Of the six patent cases on the Court’s 2016 docket the Justices have already ruled in four of them. As the Court has in the past, this term the decisions so far predominately move against increased rights for patent holders. Justice Sotomayor wrote the majority opinion in two of these cases – Samsung v. Apple and Life Techs. v. Promega – both with unanimous support from the other Justices. In Samsung the Court held that an infringer need not pay damages for infringing on an entire product when the infringement is only on a component of the product. In Life Techs. the Court limited potential liability for patent infringement again by holding that supplying a piece of a multicomponent invention abroad is not necessarily in violation of the Patent Act.
In SCA Hygiene Products Aktiebolag v. First Quality Baby Products, Justice Alito wrote for a 7-1 Court limiting the application of a laches defense against infringement. In the recently decided TC Heartland v. Kraft Foods, Justice Thomas wrote a majority opinion limiting potential forums in patent cases holding that residence refers “only to state of incorporation” of the defendant.

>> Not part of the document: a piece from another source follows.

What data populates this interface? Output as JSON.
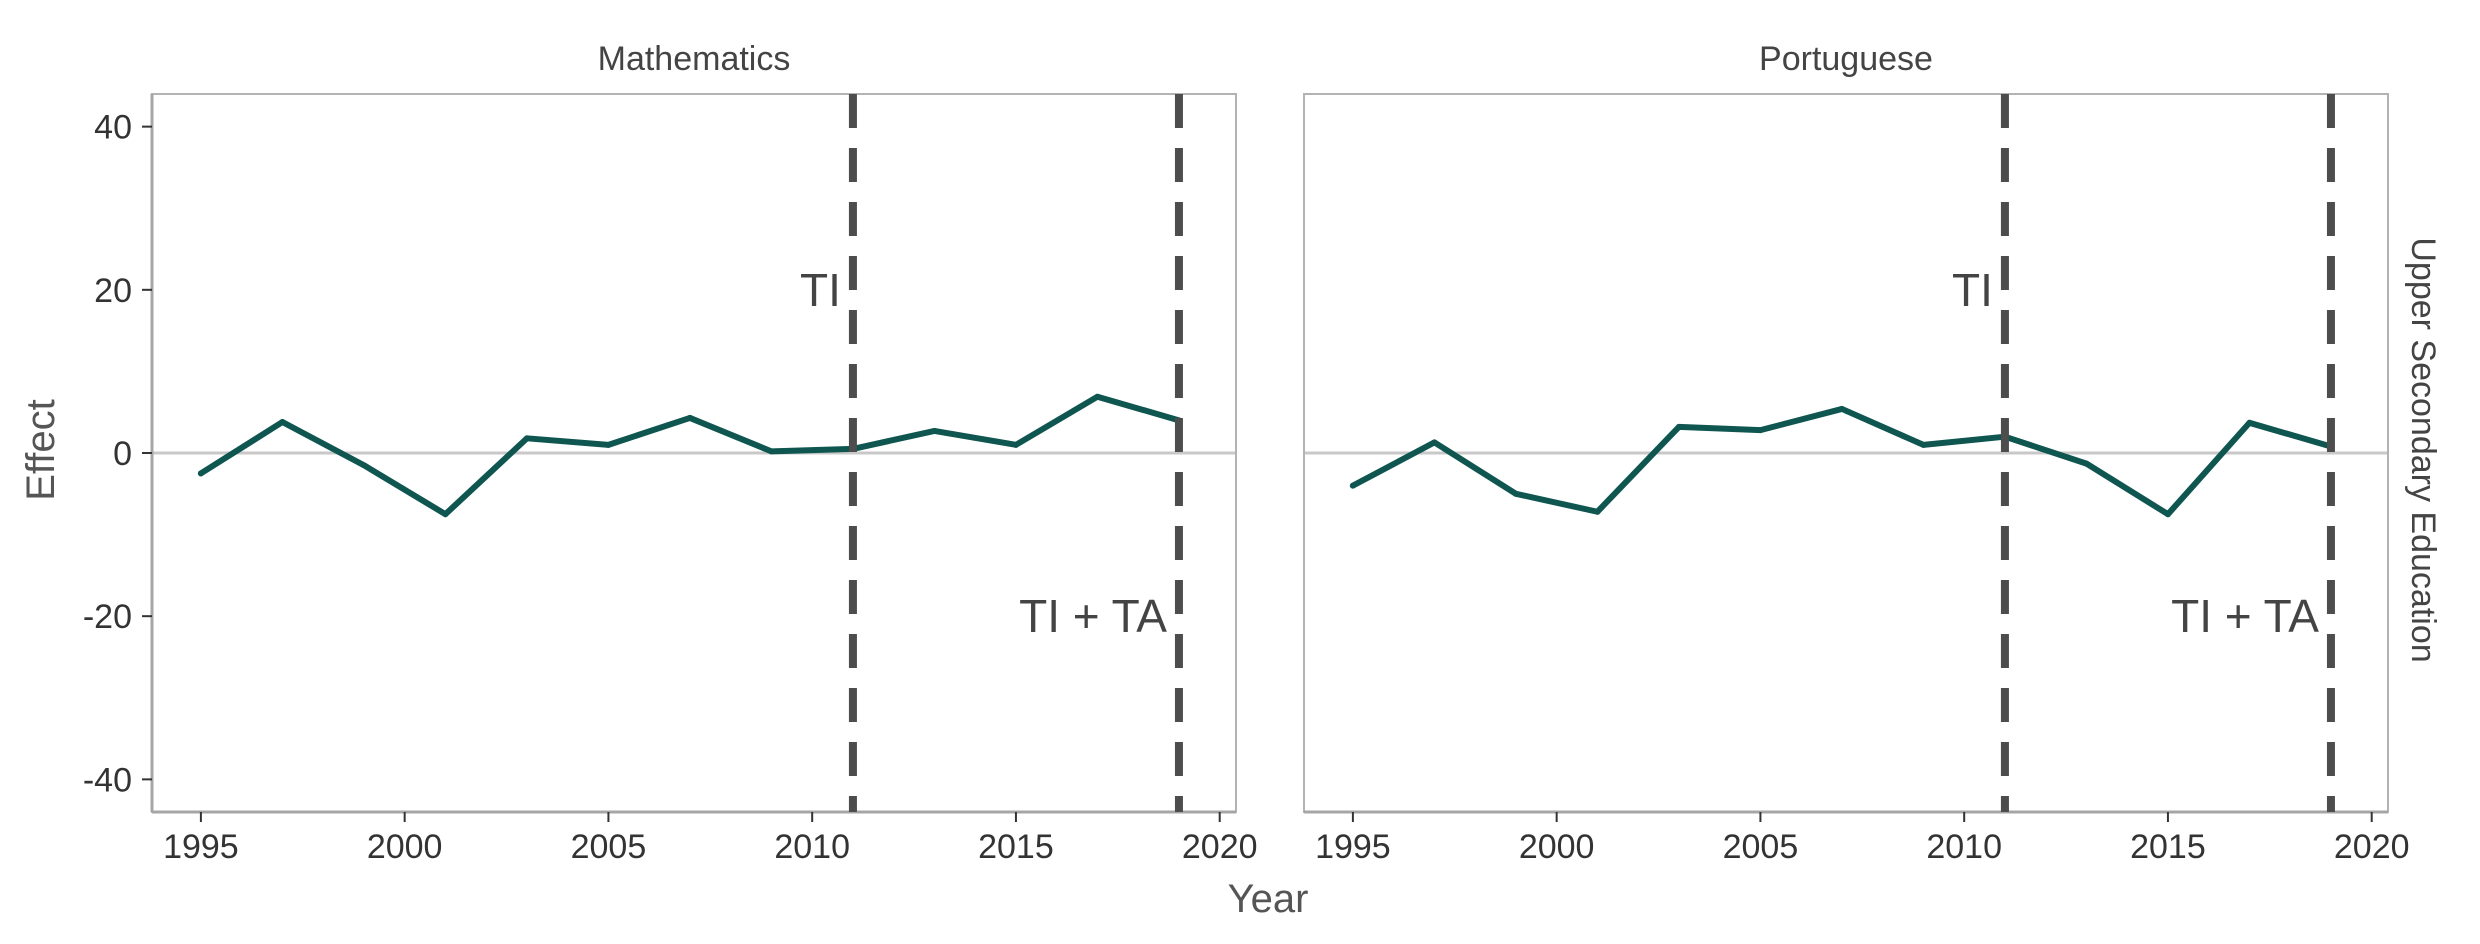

The other two undecided patent cases this term are Impression Products v. Lexmark dealing with the rights of patent holders after a conditional sale of title of the item and Amgen v. Sandoz which looks at the requirements for protection of a biosimilar product.
In all the Court has recently provided a mixed bag for patent holders by extending rights in some cases such as Halo Electronics while curtailing rights in cases like TC Heartland where patent holders are further restricted from where they may bring suit.
There are some clear winners in these cases as they were a boon for appellate practices specializing in patent litigation. WilmerHale, for instance participated in the bulk of these nine cases over the past two years (five of the nine), with ex-SG Seth Waxman as counsel in four (representing First Quality Baby Products, Promega, Amgen, and Zimmer, Inc.) The list of other attorneys who have appeared in these cases is an elite subsection even for the ranks of experienced Supreme Court attorneys. These include Kathleen Sullivan from Quinn Emanuel as counsel for Samsung, William Lee from WilmerHale as counsel for Apple, Martin Black from Dechert as counsel for SCA Hygiene, Andrew Pincus from Mayer Brown as counsel for Impressions Products, William Jay from Goodwin and Procter as counsel for Kraft Foods, Deanne Maynard from Morrison and Foerster as counsel for Sandoz, and Jeffrey Wall (now acting-SG) from Sullivan and Cromwell as counsel for Stryker.
Amicus groups have had plenty of business in these cases as they often do in patent matters.
Of the six patent cases in 2016, the American Intellectural Property Law Association wrote briefs in the most with five. Next with briefs in three of these cases are Biotechnology Innovation Org., Intellectual Property Owners Assoc., and Public Knowledge.
Finally, in most of the patent cases over the past two terms the lower court’s (Federal Circuit’s) decisions have been overturned. The only case where it was affirmed was with Judge Dyk’s ruling in In Re: Cuozzo Speed Technology (this is also the only case where the federal government was a merits party – the winning one). Judge Dyk also dissented in the lower court case of Impressions Products v. Lexmark. Judge Prost from the Federal Circuit wrote opinions in three of the cases that the Court overturned (the lower court cases in Samsung v. Apple, SCA Hygiene v. First Quality, and Stryker v. Zimmer). The only other judge with multiple majority opinions in these cases was Judge Lourie with the opinions in the lower court version of the undecided Sandoz v. Amgen case and with the decision in the lower court’s case in Halo Electronics v. Pulse Electronics.
While this onslaught of patent cases does not signal an increase in patent cases before the Court for years to come, it does show a willingness on the part of the Justices to engage in this often scientific and complex area of law to better define its scope for future applications.